As an average American, your health insurance payments change once a year. But the process could be made far more fluid with utilizing wearables such as Fitbit that regularly measure your health data. Your health metrics could be used to change your insurance rate as often as once a day. The powerful sensors in these devices can track how many steps you’ve walked, how much calories you’ve burned, as well as stress levels, the quality of your sleep, blood pressure, sun exposure and glucose levels. These are all the information needed to get a full picture of your health.
However, tech companies have always tried to stay away from entering the heavily regulated health care space. Wearables that track steps walked and calories burned are careful not to offer specific medical information to avoid FDA approval requirements. For example, the heartbeat monitor on previous Apple Watch models are less specialized than the new EKG, reports Brookings Institution blog.

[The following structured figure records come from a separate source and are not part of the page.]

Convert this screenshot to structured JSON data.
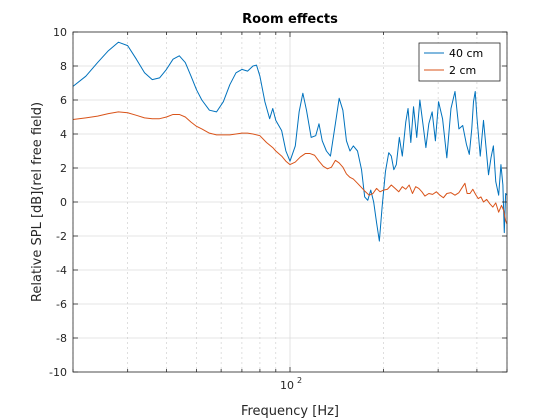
{
  "chart_data": {
    "type": "line",
    "title": "Room effects",
    "xlabel": "Frequency [Hz]",
    "ylabel": "Relative SPL  [dB](rel free field)",
    "xscale": "log",
    "xlim": [
      20,
      500
    ],
    "ylim": [
      -10,
      10
    ],
    "yticks": [
      -10,
      -8,
      -6,
      -4,
      -2,
      0,
      2,
      4,
      6,
      8,
      10
    ],
    "xtick_label": "10",
    "xtick_label_exp": "2",
    "xtick_value": 100,
    "grid": "on",
    "legend_position": "top-right",
    "series": [
      {
        "name": "40 cm",
        "color": "#0072BD",
        "points": [
          [
            20,
            6.8
          ],
          [
            22,
            7.4
          ],
          [
            24,
            8.2
          ],
          [
            26,
            8.9
          ],
          [
            28,
            9.4
          ],
          [
            30,
            9.2
          ],
          [
            32,
            8.4
          ],
          [
            34,
            7.6
          ],
          [
            36,
            7.2
          ],
          [
            38,
            7.3
          ],
          [
            40,
            7.8
          ],
          [
            42,
            8.4
          ],
          [
            44,
            8.6
          ],
          [
            46,
            8.2
          ],
          [
            48,
            7.4
          ],
          [
            50,
            6.6
          ],
          [
            52,
            6.0
          ],
          [
            55,
            5.4
          ],
          [
            58,
            5.3
          ],
          [
            61,
            5.9
          ],
          [
            64,
            6.9
          ],
          [
            67,
            7.6
          ],
          [
            70,
            7.8
          ],
          [
            73,
            7.7
          ],
          [
            76,
            8.0
          ],
          [
            78,
            8.05
          ],
          [
            80,
            7.4
          ],
          [
            83,
            5.9
          ],
          [
            86,
            4.9
          ],
          [
            88,
            5.5
          ],
          [
            90,
            4.8
          ],
          [
            94,
            4.2
          ],
          [
            97,
            3.0
          ],
          [
            100,
            2.4
          ],
          [
            104,
            3.3
          ],
          [
            107,
            5.3
          ],
          [
            110,
            6.4
          ],
          [
            113,
            5.4
          ],
          [
            117,
            3.8
          ],
          [
            121,
            3.9
          ],
          [
            124,
            4.6
          ],
          [
            127,
            3.6
          ],
          [
            131,
            3.0
          ],
          [
            135,
            2.7
          ],
          [
            140,
            4.6
          ],
          [
            144,
            6.1
          ],
          [
            148,
            5.4
          ],
          [
            152,
            3.6
          ],
          [
            156,
            3.0
          ],
          [
            160,
            3.3
          ],
          [
            165,
            3.0
          ],
          [
            170,
            1.9
          ],
          [
            174,
            0.3
          ],
          [
            178,
            0.1
          ],
          [
            182,
            0.7
          ],
          [
            186,
            0.0
          ],
          [
            190,
            -1.2
          ],
          [
            194,
            -2.3
          ],
          [
            198,
            -0.3
          ],
          [
            203,
            1.8
          ],
          [
            208,
            2.9
          ],
          [
            212,
            2.7
          ],
          [
            216,
            1.9
          ],
          [
            220,
            2.2
          ],
          [
            225,
            3.8
          ],
          [
            230,
            2.7
          ],
          [
            236,
            4.7
          ],
          [
            240,
            5.5
          ],
          [
            245,
            3.5
          ],
          [
            250,
            5.6
          ],
          [
            256,
            3.8
          ],
          [
            262,
            6.0
          ],
          [
            268,
            4.6
          ],
          [
            274,
            3.2
          ],
          [
            280,
            4.6
          ],
          [
            287,
            5.3
          ],
          [
            294,
            3.6
          ],
          [
            301,
            5.9
          ],
          [
            310,
            4.9
          ],
          [
            320,
            2.6
          ],
          [
            330,
            5.5
          ],
          [
            340,
            6.5
          ],
          [
            350,
            4.3
          ],
          [
            360,
            4.5
          ],
          [
            370,
            3.4
          ],
          [
            378,
            2.8
          ],
          [
            385,
            4.3
          ],
          [
            390,
            5.9
          ],
          [
            395,
            6.5
          ],
          [
            400,
            5.0
          ],
          [
            410,
            2.7
          ],
          [
            420,
            4.8
          ],
          [
            428,
            3.2
          ],
          [
            436,
            1.6
          ],
          [
            444,
            2.6
          ],
          [
            452,
            3.3
          ],
          [
            460,
            1.2
          ],
          [
            470,
            0.4
          ],
          [
            478,
            2.2
          ],
          [
            485,
            1.0
          ],
          [
            490,
            -1.8
          ],
          [
            495,
            0.5
          ],
          [
            500,
            0.4
          ]
        ]
      },
      {
        "name": "2 cm",
        "color": "#D95319",
        "points": [
          [
            20,
            4.85
          ],
          [
            22,
            4.95
          ],
          [
            24,
            5.05
          ],
          [
            26,
            5.2
          ],
          [
            28,
            5.3
          ],
          [
            30,
            5.25
          ],
          [
            32,
            5.1
          ],
          [
            34,
            4.95
          ],
          [
            36,
            4.9
          ],
          [
            38,
            4.9
          ],
          [
            40,
            5.0
          ],
          [
            42,
            5.15
          ],
          [
            44,
            5.15
          ],
          [
            46,
            5.0
          ],
          [
            48,
            4.7
          ],
          [
            50,
            4.45
          ],
          [
            52,
            4.3
          ],
          [
            55,
            4.05
          ],
          [
            58,
            3.95
          ],
          [
            61,
            3.95
          ],
          [
            64,
            3.95
          ],
          [
            67,
            4.0
          ],
          [
            70,
            4.05
          ],
          [
            73,
            4.05
          ],
          [
            76,
            4.0
          ],
          [
            80,
            3.9
          ],
          [
            84,
            3.5
          ],
          [
            88,
            3.2
          ],
          [
            90,
            3.0
          ],
          [
            94,
            2.7
          ],
          [
            97,
            2.4
          ],
          [
            100,
            2.2
          ],
          [
            104,
            2.35
          ],
          [
            108,
            2.65
          ],
          [
            112,
            2.85
          ],
          [
            116,
            2.85
          ],
          [
            120,
            2.75
          ],
          [
            124,
            2.4
          ],
          [
            128,
            2.1
          ],
          [
            132,
            1.95
          ],
          [
            136,
            2.05
          ],
          [
            140,
            2.45
          ],
          [
            144,
            2.3
          ],
          [
            148,
            2.05
          ],
          [
            152,
            1.65
          ],
          [
            156,
            1.45
          ],
          [
            160,
            1.35
          ],
          [
            165,
            1.1
          ],
          [
            170,
            0.85
          ],
          [
            175,
            0.6
          ],
          [
            180,
            0.4
          ],
          [
            185,
            0.5
          ],
          [
            190,
            0.8
          ],
          [
            195,
            0.6
          ],
          [
            200,
            0.7
          ],
          [
            206,
            0.75
          ],
          [
            212,
            1.0
          ],
          [
            218,
            0.8
          ],
          [
            224,
            0.6
          ],
          [
            230,
            0.9
          ],
          [
            236,
            0.75
          ],
          [
            242,
            1.0
          ],
          [
            248,
            0.5
          ],
          [
            254,
            0.9
          ],
          [
            260,
            0.8
          ],
          [
            266,
            0.6
          ],
          [
            272,
            0.35
          ],
          [
            280,
            0.5
          ],
          [
            288,
            0.45
          ],
          [
            296,
            0.6
          ],
          [
            304,
            0.4
          ],
          [
            312,
            0.25
          ],
          [
            320,
            0.5
          ],
          [
            330,
            0.55
          ],
          [
            340,
            0.4
          ],
          [
            350,
            0.55
          ],
          [
            360,
            0.9
          ],
          [
            366,
            1.1
          ],
          [
            372,
            0.5
          ],
          [
            380,
            0.5
          ],
          [
            388,
            0.75
          ],
          [
            396,
            0.45
          ],
          [
            404,
            0.2
          ],
          [
            412,
            0.3
          ],
          [
            420,
            0.0
          ],
          [
            430,
            0.15
          ],
          [
            440,
            -0.1
          ],
          [
            450,
            -0.3
          ],
          [
            460,
            -0.05
          ],
          [
            470,
            -0.6
          ],
          [
            480,
            -0.2
          ],
          [
            488,
            -0.5
          ],
          [
            495,
            -1.1
          ],
          [
            500,
            -1.3
          ]
        ]
      }
    ]
  }
}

Recording medical data was once a difficult job, requiring special-purpose medical devices. These medical devices could only be used in a medical facility, due to the cost, size, and complexity of these devices. Now, with the spread of smartphones, smartwatches, and fitness trackers, we’re accustomed to keeping sensors and computers on or near our bodies much of the time. Because of our intimacy with these wearable devices, we can now afford to use these sensors to collect our health metrics on a regular basis. As tech companies are involved in a competition to add functionality to their devices, they should consider receiving regulatory approval for medical applications.
What distinguishes Artificial Intelligence (AI) technology from traditional technologies in health care, is the ability to gain information, process it and give a well-defined output to the end-user. AI does this through machine learning algorithms, which can recognize patterns in behavior and create its own logic.
Tracking tiny changes as they happen could make a huge difference in diagnosis and treatment: Artificial Intelligence could detect abnormal heartbeat, high blood pressure, or other signs that indicate worsening health. Diagnosing a condition early may be key to improving health outcomes and lowering costs.
According to the Brookings Institution blog article, when patients receive treatment from doctors or nurses, AI would complement that process by analyzing medical data recorded from wearable devices. These devices, which are already popular for activity tracking, could soon include more medical features like detecting certain disease if the device makers receive FDA approval. Automating the system of data collection during doctor’s visit could give the patient more face time with the doctor.
If a healthcare system becomes more personalized with the help of wearable devices, it could become a more personal healthcare system where doctors spend more time treating patients.